GPP presents as pustules and plaques over a wide area of the body. It differs from the localized form of pustular psoriasis in that patients are often febrile and systemically ill. Pustular psoriasis is an uncommon form of psoriasis consisting of widespread pustules on an erythematous background, as shown in the image below. A minority of patients develop systemic involvement, most commonly hepatic, renal, and pulmonary systems. This condition has several types of presentations; and one type of psoriasis may be present at a time. Lesions of pustular psoriasis may be localized or generalized. It differs from the localized form of psoriasis is that patients with GPP are often febrile and systematically ill.
Many share systemic findings including fever, elevated inflammatory markers, inflammatory bowel disease and/or osteoarticular involvement, suggesting potential common pathogenic links (Figure 1). Although the majority of pustular psoriasis patients lack a family history of similar disease, a number of familial cases have been reported, leading to a potential insight into common pathways of pustular skin disease8 15. This disease, known as deficiency of the IL-36 receptor antagonist (DITRA), was also reported in a second group of 5 individuals from the United Kingdom who did not have a family history of GPP14, as well as in one Japanese adult male16. Baker and Ryan also noted that localized and generalized forms of pustular psoriasis could overlap with one another over time73. The differential diagnosis for febrile patients with a rash is extensive. Rashes can be categorized as maculopapular (centrally and peripherally distributed), petechial, diffusely erythematous with desquamation, vesiculobullous-pustular and nodular. Major and minor forms; major form always with mucous membrane involvement and usually the result of drug reaction; minor form often associated with herpes simplex outbreak; Various presentations; brownish-red or pink macules and papules; generalized eruption or localized eruption on head, neck, palms or soles; condyloma lata common. These may cause localized or systemic manifestations that varies from erythematous lesions, vesiculation, ulceration, scarring or severe constitutional symptoms. Oral lesions are also frequent, and take the form of erosions on the tongue, palate, gingiva and buccal mucosa. In the immune compromised patient, mucocutaneous herpes simplex respond well to intravenous Acyclovir. Skin rash manifests with erythematous macules, vesicles and pustules which rupture leaving crusted lesions.

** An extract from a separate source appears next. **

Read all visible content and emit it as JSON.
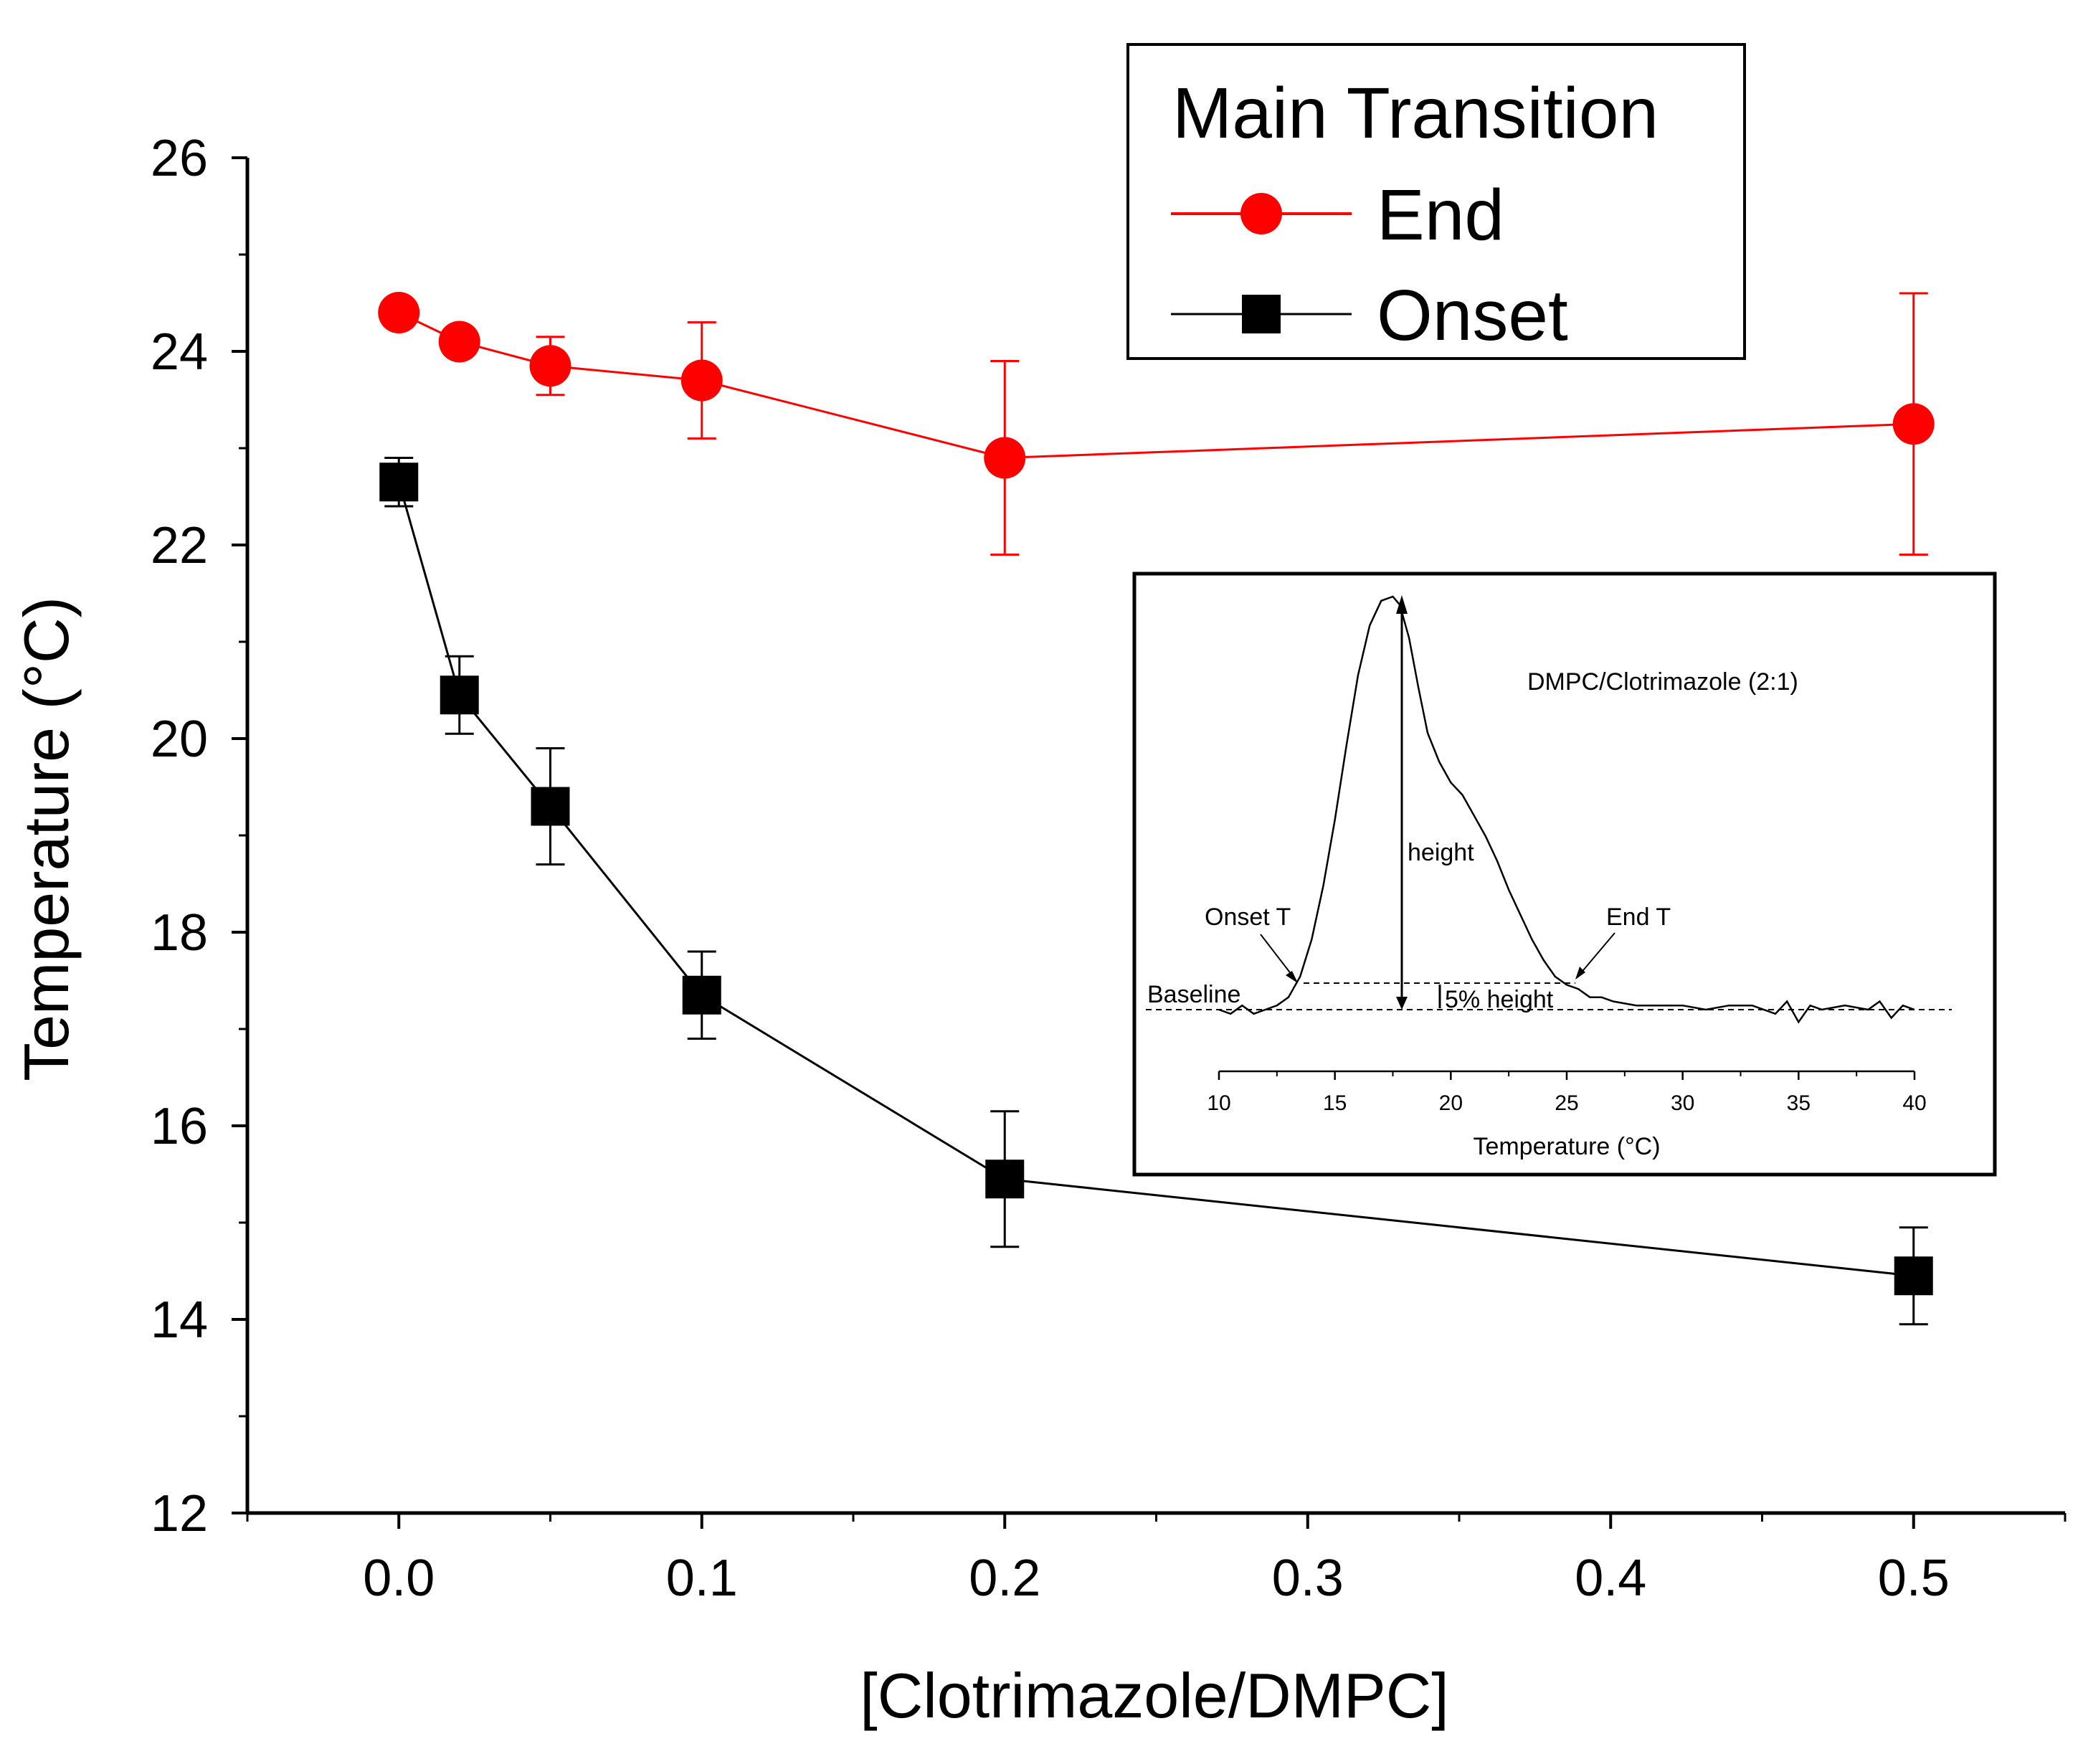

(B) Classic target iris lesions of EM in a different patient following HSV infection. But if the patient is febrile and has some other signs and symptoms, maculopapular rash might be a sign of a serious disease so do not ignore it 4. The maculopapular rash in this case is scattered although the face is often unaffected. It is a form of primary HIV infection that occurs in any parts of the body especially the face, trunk, and palms of the hand. If the patient is afebrile, determine if the rash is generalized or localized. It is important to note that not all cutaneous lupus patients have systemic lupus.
Autoinflammatory Pustular Neutrophilic Diseases
As EP is always a severe form of psoriasis, systemic treatment is required. Chickenpox (varicella) – vesicles (initially papules, often not noticed), appearing as ‘drops of water’. Impetigo – this usually takes the form of itchy lesions with macules, vesicles, bullae, pustules and gold-coloured crusts caused by Staphylococcus aureus or group A beta-haemolytic streptococci. Pustular psoriasis. Psoriasis: 80 of patients with Psoriasis report itch. Differs in two ways from erysipelas: cellulites lesions are primarily not raised and demarcation from uninvolved skin is indistinct. Localized form of SSSS, bullous impetigo have localized blisters that are culture positive (different from systemic form). Rose colored macules to papules, vesicle and pustules and crusts develop in 12 hours. This chapter emphasizes the approach to the patient with fever and rash and will cover the common etiologies for this presentation in the adult patient. The skin manifestations associated with a specific infectious agent may be variable, and different types of skin lesions may be seen at different times in the course of one illness. Infections resulting in more localized erythema may or may not be associated with systemic symptoms such as fever. Patients with a history of psoriasis who are treated with systemic corticosteroids may develop an acute pustular erythrodermic flare. On physical examination, he appears ill. Sweet syndrome is often considered a reactive syndrome, associated with a preceding respiratory or gastrointestinal tract illness; an association with malignancy occurs in about 10 of patients. Toxic shock syndrome is associated with many different skin manifestations, but the initial manifestation is typically a diffuse erythroderma resembling sunburn that involves both the skin and the mucous membranes. Psoriasis, lichen planus, p. rosea, pityriasis lichenoides, seb. dermatitis, lichen nitidus, lichen striatus, pityriasis rubra pilaris, erythroderma, exfoliati.